Performance of AI platforms

Direct comparison of the NN architecture between ICHO/ICHO+ and the NN-based program by Segler and Walker, denoted as SW, is illustrated in Figure 1 [1,2]. The SW AI platform and other NN-based AI synthetic platforms published by 2019 learn only from reactions in literature precedents. Most AI programs including ICHO and SW use a popular machine-learning activation function called exponential linear unit (ELU). ELU accelerates training and increases performance of the program. The efficiency of the combined ICHO+ program was also compared to an updated heuristic scoring scheme originally called SMILES that assesses the simplicity of the synthesis plan. The updated program called SMALLER advances central disconnections which simulates the organic synthetic intuition and practice of chemists. One advantage of SMALLER is that the frequency of reactions in the literature has minimal influence on the ultimate proposed route.

 

Within the ICHO and SW programs, the inclusion of learning from the heuristics expert chemical rules (ICHO+, SW+) only marginally improved the efficiency of the synthetic plans. Limiting the SW programs to product-fitting reactions (SW2, SW2+) improved their performance. However, ICHO+ remained the highest ranked pathway, likely due to its additional knowledge of substrates.

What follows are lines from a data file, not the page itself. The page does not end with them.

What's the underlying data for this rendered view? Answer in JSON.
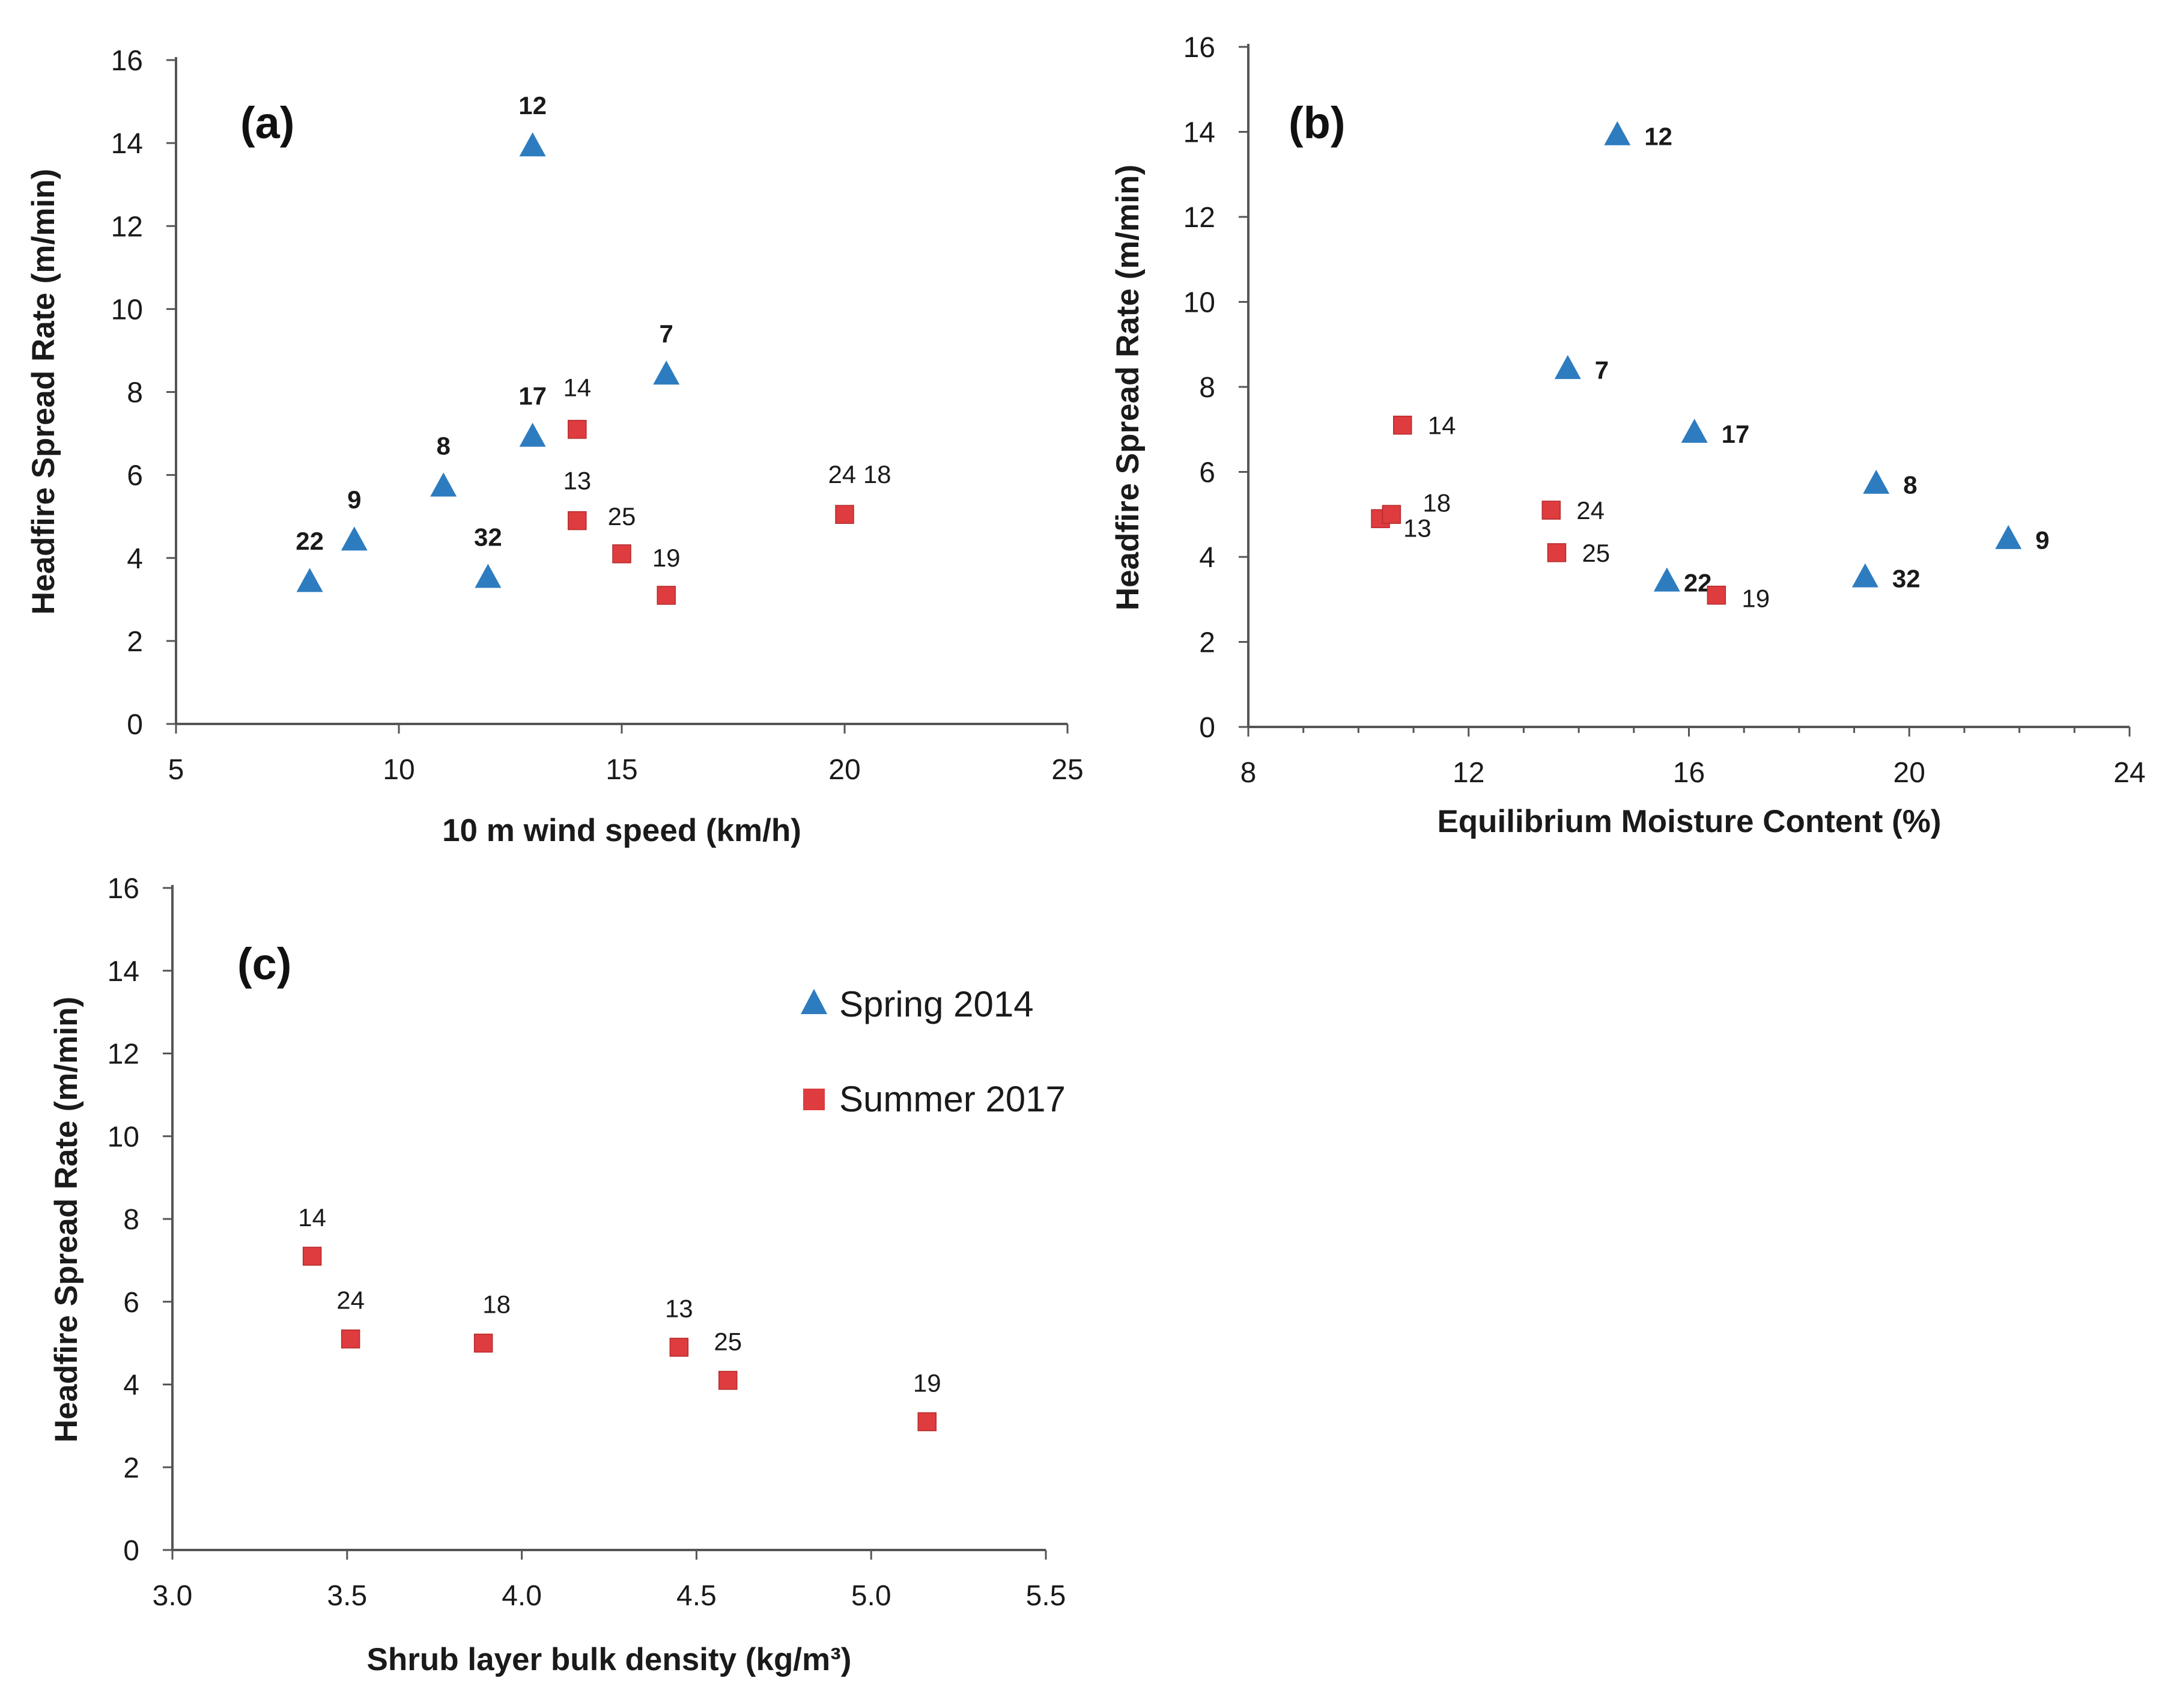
{
  "colors": {
    "spring": "#2E7CC0",
    "summer": "#DE3C3E",
    "axis": "#555555"
  },
  "legend": [
    {
      "name": "Spring 2014",
      "marker": "triangle",
      "color": "#2E7CC0"
    },
    {
      "name": "Summer 2017",
      "marker": "square",
      "color": "#DE3C3E"
    }
  ],
  "chart_data": [
    {
      "type": "scatter",
      "panel": "(a)",
      "xlabel": "10 m wind speed (km/h)",
      "ylabel": "Headfire Spread Rate  (m/min)",
      "xlim": [
        5,
        25
      ],
      "ylim": [
        0,
        16
      ],
      "xticks": [
        5,
        10,
        15,
        20,
        25
      ],
      "xticklabels": [
        "5",
        "10",
        "15",
        "20",
        "25"
      ],
      "yticks": [
        0,
        2,
        4,
        6,
        8,
        10,
        12,
        14,
        16
      ],
      "yticklabels": [
        "0",
        "2",
        "4",
        "6",
        "8",
        "10",
        "12",
        "14",
        "16"
      ],
      "series": [
        {
          "name": "Spring 2014",
          "marker": "triangle",
          "points": [
            {
              "x": 8,
              "y": 3.4,
              "label": "22"
            },
            {
              "x": 9,
              "y": 4.4,
              "label": "9"
            },
            {
              "x": 11,
              "y": 5.7,
              "label": "8"
            },
            {
              "x": 12,
              "y": 3.5,
              "label": "32"
            },
            {
              "x": 13,
              "y": 13.9,
              "label": "12"
            },
            {
              "x": 13,
              "y": 6.9,
              "label": "17"
            },
            {
              "x": 16,
              "y": 8.4,
              "label": "7"
            }
          ]
        },
        {
          "name": "Summer 2017",
          "marker": "square",
          "points": [
            {
              "x": 14,
              "y": 7.1,
              "label": "14"
            },
            {
              "x": 14,
              "y": 4.9,
              "label": "13"
            },
            {
              "x": 15,
              "y": 4.1,
              "label": "25"
            },
            {
              "x": 16,
              "y": 3.1,
              "label": "19"
            },
            {
              "x": 20,
              "y": 5.05,
              "label": "24 18"
            }
          ]
        }
      ]
    },
    {
      "type": "scatter",
      "panel": "(b)",
      "xlabel": "Equilibrium Moisture Content (%)",
      "ylabel": "Headfire Spread Rate (m/min)",
      "xlim": [
        8,
        24
      ],
      "ylim": [
        0,
        16
      ],
      "xticks": [
        8,
        12,
        16,
        20,
        24
      ],
      "xticklabels": [
        "8",
        "12",
        "16",
        "20",
        "24"
      ],
      "yticks": [
        0,
        2,
        4,
        6,
        8,
        10,
        12,
        14,
        16
      ],
      "yticklabels": [
        "0",
        "2",
        "4",
        "6",
        "8",
        "10",
        "12",
        "14",
        "16"
      ],
      "series": [
        {
          "name": "Spring 2014",
          "marker": "triangle",
          "points": [
            {
              "x": 14.7,
              "y": 13.9,
              "label": "12"
            },
            {
              "x": 13.8,
              "y": 8.4,
              "label": "7"
            },
            {
              "x": 16.1,
              "y": 6.9,
              "label": "17"
            },
            {
              "x": 19.4,
              "y": 5.7,
              "label": "8"
            },
            {
              "x": 21.8,
              "y": 4.4,
              "label": "9"
            },
            {
              "x": 15.6,
              "y": 3.4,
              "label": "22"
            },
            {
              "x": 19.2,
              "y": 3.5,
              "label": "32"
            }
          ]
        },
        {
          "name": "Summer 2017",
          "marker": "square",
          "points": [
            {
              "x": 10.8,
              "y": 7.1,
              "label": "14"
            },
            {
              "x": 10.4,
              "y": 4.9,
              "label": "13"
            },
            {
              "x": 10.6,
              "y": 5.0,
              "label": "18"
            },
            {
              "x": 13.5,
              "y": 5.1,
              "label": "24"
            },
            {
              "x": 13.6,
              "y": 4.1,
              "label": "25"
            },
            {
              "x": 16.5,
              "y": 3.1,
              "label": "19"
            }
          ]
        }
      ]
    },
    {
      "type": "scatter",
      "panel": "(c)",
      "xlabel": "Shrub layer bulk density (kg/m³)",
      "ylabel": "Headfire Spread Rate  (m/min)",
      "xlim": [
        3.0,
        5.5
      ],
      "ylim": [
        0,
        16
      ],
      "xticks": [
        3.0,
        3.5,
        4.0,
        4.5,
        5.0,
        5.5
      ],
      "xticklabels": [
        "3.0",
        "3.5",
        "4.0",
        "4.5",
        "5.0",
        "5.5"
      ],
      "yticks": [
        0,
        2,
        4,
        6,
        8,
        10,
        12,
        14,
        16
      ],
      "yticklabels": [
        "0",
        "2",
        "4",
        "6",
        "8",
        "10",
        "12",
        "14",
        "16"
      ],
      "series": [
        {
          "name": "Summer 2017",
          "marker": "square",
          "points": [
            {
              "x": 3.4,
              "y": 7.1,
              "label": "14"
            },
            {
              "x": 3.51,
              "y": 5.1,
              "label": "24"
            },
            {
              "x": 3.89,
              "y": 5.0,
              "label": "18"
            },
            {
              "x": 4.45,
              "y": 4.9,
              "label": "13"
            },
            {
              "x": 4.59,
              "y": 4.1,
              "label": "25"
            },
            {
              "x": 5.16,
              "y": 3.1,
              "label": "19"
            }
          ]
        }
      ]
    }
  ]
}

The performance of the three types of programs were evaluated on developing synthetic pathways involving both experimentally established reactions and relatively advanced synthetic pathways. Synthetic plans for four complex products developed by the ICHO+, SW2+, and SMALLER programs are compared in Figure 2. ICHO+ ranked highest for the synthetic plans for the four products: the BRD 7/9 inhibitor, the serotonin–norepinephrine reuptake inhibitor (+)-synosutine, the natural product seimatopolide A, and the prostaglandin analogue bimatoprost.

Summary

Grzybowski and colleagues compared their NN-based ICHO+ scoring functions that combine chemical AI with expert knowledge including reaction rules with other NN-based scoring AI programs for development of synthetic plans of complex molecules. Their examples demonstrate a major advantage of combining chemical AI with expert knowledge: the program’s ability to propose synthetically powerful reactions that are listed only sparsely in the literature. Chematica is updated and now called SynthiaTM. It provides AI retrosynthesis software that also can utilize a custom inventory or database (e.g., in-house database of confidential reactions) in addition to several publicly available databases.

References

[1] Segler, M.H.S. et al. (2018). Planningchemical syntheses with deep neuralnetworks and symbolic AI. Nature. DOI:10.1038/nature25978.

[2] Segler, M.H.S. and Waller, M.P. (2017).Neural-Symbolic Machine Learning forRetrosynthesis and Reaction Prediction.Chemistry - A European Journal. DOI:10.1002/chem.201605499.